Alongside Harry Kane and Bellingham, Rice now sits in the category no manager wants to contemplate: non-negotiable. Lose him and the whole structure starts to sway.
Tuchel knows it. He will gamble with many things in this tournament – line-ups, in-game tweaks, bold attacking selections – but Rice’s fitness is the one area where risk becomes recklessness.
Favourites in a land of upsets
Tuchel has been blunt about England’s status. “We are the favourites,” he said. “We play against our own expectations. We expect to go further than the round of 32, so why should the public not expect that?”
There is no hiding place in that sentence. England are not just up against DR Congo. They are up against the weight of a nation that has not seen this trophy since 1966 and a tournament that is chewing up reputations.

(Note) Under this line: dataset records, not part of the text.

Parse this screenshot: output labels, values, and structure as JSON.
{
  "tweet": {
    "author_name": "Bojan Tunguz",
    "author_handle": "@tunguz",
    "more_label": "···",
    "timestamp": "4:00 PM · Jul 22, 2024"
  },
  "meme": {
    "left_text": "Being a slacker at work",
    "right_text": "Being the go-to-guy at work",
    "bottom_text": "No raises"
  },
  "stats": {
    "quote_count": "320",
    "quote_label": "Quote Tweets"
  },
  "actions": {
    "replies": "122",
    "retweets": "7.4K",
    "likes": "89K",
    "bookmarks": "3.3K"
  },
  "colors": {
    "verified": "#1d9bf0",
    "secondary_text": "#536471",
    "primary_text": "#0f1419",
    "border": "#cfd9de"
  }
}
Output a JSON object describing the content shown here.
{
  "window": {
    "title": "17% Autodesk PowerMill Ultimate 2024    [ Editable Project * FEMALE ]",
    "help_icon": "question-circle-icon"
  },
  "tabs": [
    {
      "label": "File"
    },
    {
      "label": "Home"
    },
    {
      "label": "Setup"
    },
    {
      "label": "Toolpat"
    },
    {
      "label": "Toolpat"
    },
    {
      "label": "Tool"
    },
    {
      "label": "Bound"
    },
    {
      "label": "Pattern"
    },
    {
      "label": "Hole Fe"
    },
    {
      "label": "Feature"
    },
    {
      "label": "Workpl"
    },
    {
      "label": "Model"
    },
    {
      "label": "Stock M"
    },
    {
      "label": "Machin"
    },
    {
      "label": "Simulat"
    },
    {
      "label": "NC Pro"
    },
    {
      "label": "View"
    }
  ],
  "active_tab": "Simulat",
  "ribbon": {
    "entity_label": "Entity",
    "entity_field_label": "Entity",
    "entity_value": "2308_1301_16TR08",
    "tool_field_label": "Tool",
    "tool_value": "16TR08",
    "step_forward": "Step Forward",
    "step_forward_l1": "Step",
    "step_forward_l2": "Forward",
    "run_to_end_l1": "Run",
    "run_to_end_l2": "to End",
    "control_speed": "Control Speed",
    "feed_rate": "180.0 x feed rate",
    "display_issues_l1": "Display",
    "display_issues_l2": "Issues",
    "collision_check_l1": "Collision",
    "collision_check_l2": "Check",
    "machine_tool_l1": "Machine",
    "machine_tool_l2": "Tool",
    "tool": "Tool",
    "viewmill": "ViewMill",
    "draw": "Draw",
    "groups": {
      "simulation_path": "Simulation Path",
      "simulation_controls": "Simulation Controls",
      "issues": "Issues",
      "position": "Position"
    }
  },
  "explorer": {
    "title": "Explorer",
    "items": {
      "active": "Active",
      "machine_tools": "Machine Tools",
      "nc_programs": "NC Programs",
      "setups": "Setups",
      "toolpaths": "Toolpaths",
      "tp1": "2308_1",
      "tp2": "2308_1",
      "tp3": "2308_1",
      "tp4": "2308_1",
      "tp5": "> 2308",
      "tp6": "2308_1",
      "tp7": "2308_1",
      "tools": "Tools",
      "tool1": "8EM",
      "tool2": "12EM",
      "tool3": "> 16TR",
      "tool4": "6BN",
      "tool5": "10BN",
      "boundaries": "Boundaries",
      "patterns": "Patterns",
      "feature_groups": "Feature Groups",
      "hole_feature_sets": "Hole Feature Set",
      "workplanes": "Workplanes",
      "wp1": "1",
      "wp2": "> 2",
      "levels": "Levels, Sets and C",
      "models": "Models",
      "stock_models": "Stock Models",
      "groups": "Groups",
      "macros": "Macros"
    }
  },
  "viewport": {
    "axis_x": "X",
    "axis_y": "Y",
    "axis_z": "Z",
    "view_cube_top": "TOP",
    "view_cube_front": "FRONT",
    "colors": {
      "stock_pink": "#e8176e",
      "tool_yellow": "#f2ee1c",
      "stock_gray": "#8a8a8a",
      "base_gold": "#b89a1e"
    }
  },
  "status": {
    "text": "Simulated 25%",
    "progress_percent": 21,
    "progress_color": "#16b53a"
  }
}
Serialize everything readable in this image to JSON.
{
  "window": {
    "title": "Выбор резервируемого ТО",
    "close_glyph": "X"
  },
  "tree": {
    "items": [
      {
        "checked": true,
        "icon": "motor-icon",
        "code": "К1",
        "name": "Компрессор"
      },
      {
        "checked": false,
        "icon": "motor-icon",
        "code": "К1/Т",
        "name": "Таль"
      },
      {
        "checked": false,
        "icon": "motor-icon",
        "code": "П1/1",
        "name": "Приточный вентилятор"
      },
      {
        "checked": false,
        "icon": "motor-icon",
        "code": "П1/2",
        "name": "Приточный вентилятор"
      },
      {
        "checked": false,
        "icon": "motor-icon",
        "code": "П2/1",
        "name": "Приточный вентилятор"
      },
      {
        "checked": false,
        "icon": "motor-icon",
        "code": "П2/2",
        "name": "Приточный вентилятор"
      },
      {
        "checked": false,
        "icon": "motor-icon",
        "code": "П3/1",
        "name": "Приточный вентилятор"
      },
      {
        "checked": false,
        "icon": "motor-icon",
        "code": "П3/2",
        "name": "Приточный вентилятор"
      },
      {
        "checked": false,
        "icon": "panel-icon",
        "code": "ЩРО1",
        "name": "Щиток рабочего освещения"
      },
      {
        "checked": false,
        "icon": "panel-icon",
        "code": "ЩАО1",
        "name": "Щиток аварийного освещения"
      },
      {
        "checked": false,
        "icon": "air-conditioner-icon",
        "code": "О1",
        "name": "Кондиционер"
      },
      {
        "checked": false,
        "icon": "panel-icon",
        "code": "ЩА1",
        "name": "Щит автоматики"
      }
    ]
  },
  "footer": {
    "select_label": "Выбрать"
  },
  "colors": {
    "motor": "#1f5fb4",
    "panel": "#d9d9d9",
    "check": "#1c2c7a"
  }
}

Germany’s collapse has already thrown Julian Nagelsmann into crisis, with a loud lobby at home pushing for Jurgen Klopp. The Netherlands’ exit cost Koeman his job inside 24 hours. This World Cup is not waiting for anyone. It is not sentimental.
Tuchel insists there is “no percentage of over-confidence” in England’s approach. He points to the narrow margins in these last-32 ties – Germany-Paraguay, Netherlands-Morocco, Japan-Brazil – and says they actually calm him. The message is clear: accept that anything can happen, and you stop believing you are immune.
He is right on one count. This is not a tournament where a big name can stroll through the early knockouts. Teams are drilled, organised, and brave enough to seize their moment. It is hard for anyone to break anyone down.
Which is why Tuchel’s decisions from this point on will carry a different weight. Whether to start Bukayo Saka again as he manages an Achilles problem, after 63 minutes against Panama. Whether to throw Stones back into the heart of defence. Whether to trust Spence alone at right-back or shuffle the pack again.
He cannot afford a wrong call now. Neither can his players.
England enter this third chapter with their story intact, their ambition unshaken and their flaws exposed for all to see. The prize has never looked more reachable. The trapdoor has never been closer under their feet.
DR Congo will not care about the narrative. They will see what Paraguay and Morocco saw: a chance.
The question now is simple. Does this England side write the defining chapter of Tuchel’s tale – or become just another twist in a World Cup of shocks?